Design and Evaluation of Multiplex One-Step Reverse Transcription PCR-Dipstick Chromatography Method for the Analysis of Seven Respiratory Pathogens

Li Luo  1   2 Qianming Chen  1   2 Sheng Qin  1   2 Qiang Luo  1   2 Zhenjie Liu  1   2 Qiong Li  3 Shuilan Zheng  2 Xianzhang Huang  1   2 Peifeng Ke  1   2 Xiangsheng Yang  3 Hui Xiao  4 Ning Xu  5   6
Affiliations

Design and Evaluation of Multiplex One-Step Reverse Transcription PCR-Dipstick Chromatography Method for the Analysis of Seven Respiratory Pathogens

Li Luo et al.
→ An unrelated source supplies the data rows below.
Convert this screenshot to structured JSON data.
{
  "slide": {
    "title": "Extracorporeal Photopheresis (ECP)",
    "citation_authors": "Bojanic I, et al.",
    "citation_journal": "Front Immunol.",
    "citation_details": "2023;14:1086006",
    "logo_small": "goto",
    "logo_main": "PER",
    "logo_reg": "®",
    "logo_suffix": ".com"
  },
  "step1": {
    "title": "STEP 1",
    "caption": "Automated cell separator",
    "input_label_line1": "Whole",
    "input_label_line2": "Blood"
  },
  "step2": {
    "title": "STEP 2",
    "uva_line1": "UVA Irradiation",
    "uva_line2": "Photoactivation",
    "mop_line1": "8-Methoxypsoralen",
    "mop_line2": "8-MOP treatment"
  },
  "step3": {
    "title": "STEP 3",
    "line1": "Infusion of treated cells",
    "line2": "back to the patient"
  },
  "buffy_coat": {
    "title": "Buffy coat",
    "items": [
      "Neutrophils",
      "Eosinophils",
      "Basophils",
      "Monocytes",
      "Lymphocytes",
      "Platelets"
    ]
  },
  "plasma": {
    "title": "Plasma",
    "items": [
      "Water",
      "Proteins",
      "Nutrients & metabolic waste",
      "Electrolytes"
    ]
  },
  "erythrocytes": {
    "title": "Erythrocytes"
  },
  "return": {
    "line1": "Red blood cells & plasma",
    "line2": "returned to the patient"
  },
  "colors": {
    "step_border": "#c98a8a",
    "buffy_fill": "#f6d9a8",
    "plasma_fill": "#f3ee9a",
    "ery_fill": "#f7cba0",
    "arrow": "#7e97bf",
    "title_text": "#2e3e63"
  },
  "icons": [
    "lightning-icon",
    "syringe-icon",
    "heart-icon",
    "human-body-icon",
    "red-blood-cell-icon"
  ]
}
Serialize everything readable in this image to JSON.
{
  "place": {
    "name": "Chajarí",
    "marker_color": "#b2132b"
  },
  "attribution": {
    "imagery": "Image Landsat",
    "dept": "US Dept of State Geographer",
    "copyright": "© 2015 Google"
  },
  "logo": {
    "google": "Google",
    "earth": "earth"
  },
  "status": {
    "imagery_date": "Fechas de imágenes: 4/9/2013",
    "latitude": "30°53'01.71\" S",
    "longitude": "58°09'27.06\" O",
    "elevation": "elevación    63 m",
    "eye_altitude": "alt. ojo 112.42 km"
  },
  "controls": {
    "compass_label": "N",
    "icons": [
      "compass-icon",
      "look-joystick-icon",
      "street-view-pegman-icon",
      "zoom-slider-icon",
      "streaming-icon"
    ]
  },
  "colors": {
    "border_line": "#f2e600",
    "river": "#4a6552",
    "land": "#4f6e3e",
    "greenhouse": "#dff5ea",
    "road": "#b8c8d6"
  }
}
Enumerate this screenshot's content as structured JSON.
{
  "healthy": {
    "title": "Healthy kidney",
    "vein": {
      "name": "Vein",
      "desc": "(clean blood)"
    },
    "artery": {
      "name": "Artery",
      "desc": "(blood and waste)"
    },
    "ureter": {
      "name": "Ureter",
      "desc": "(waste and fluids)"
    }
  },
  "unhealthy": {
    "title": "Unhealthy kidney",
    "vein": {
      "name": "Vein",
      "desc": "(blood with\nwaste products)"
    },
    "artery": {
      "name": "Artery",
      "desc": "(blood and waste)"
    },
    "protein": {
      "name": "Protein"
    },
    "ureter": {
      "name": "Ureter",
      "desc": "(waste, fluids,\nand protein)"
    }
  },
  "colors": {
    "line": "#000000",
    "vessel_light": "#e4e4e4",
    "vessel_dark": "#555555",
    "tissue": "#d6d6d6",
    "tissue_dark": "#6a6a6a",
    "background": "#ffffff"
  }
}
Curr Microbiol. 2021 Oct.

Abstract

Influenza A, influenza B, severe acute respiratory syndrome coronavirus 2, adenovirus, respiratory syncytial virus, Mycoplasma pneumoniae, and Chlamydophila pneumoniae are common pathogens that can cause severe pneumonia and other symptoms, resulting in acute lower respiratory tract infections. The objective of this study was to design and evaluate a sensitive and specific multiplex one-step reverse transcription PCR (RT-PCR)-dipstick chromatography method for simultaneous rapid detection of these seven pathogens. Streptavidin-coated blue latex particles were used to read out a positive signal. Based on the DNA-DNA hybridization of oligonucleotide sequences (Tag) for forward primer with the complementary oligonucleotide sequence (cTag) on the dipstick and biotin-streptavidin interactions, PCR products were able to be illuminated visually on the dipstick. The specificity and the limit of detection (LOD) were also evaluated. Moreover, the clinical performance of this method was compared with Sanger sequencing for 896 samples. No cross reaction with other pathogens was found, confirming the high specificity of this method. The LOD was 10 copies/µL for each of the tested pathogens, and the whole procedure took less than 40 min. Using 896 samples, the sensitivity and specificity were shown to be no lower than 94.5%. The positive predictive value was higher than 82.1%, and the negative predictive value was higher than 99.5%. The kappa value between the PCR-dipstick chromatography method and Sanger sequencing ranged from 0.869 to 0.940. In summary, our one-step RT-PCR-dipstick chromatography method is a sensitive and specific tool for rapidly detecting multiplex respiratory pathogens.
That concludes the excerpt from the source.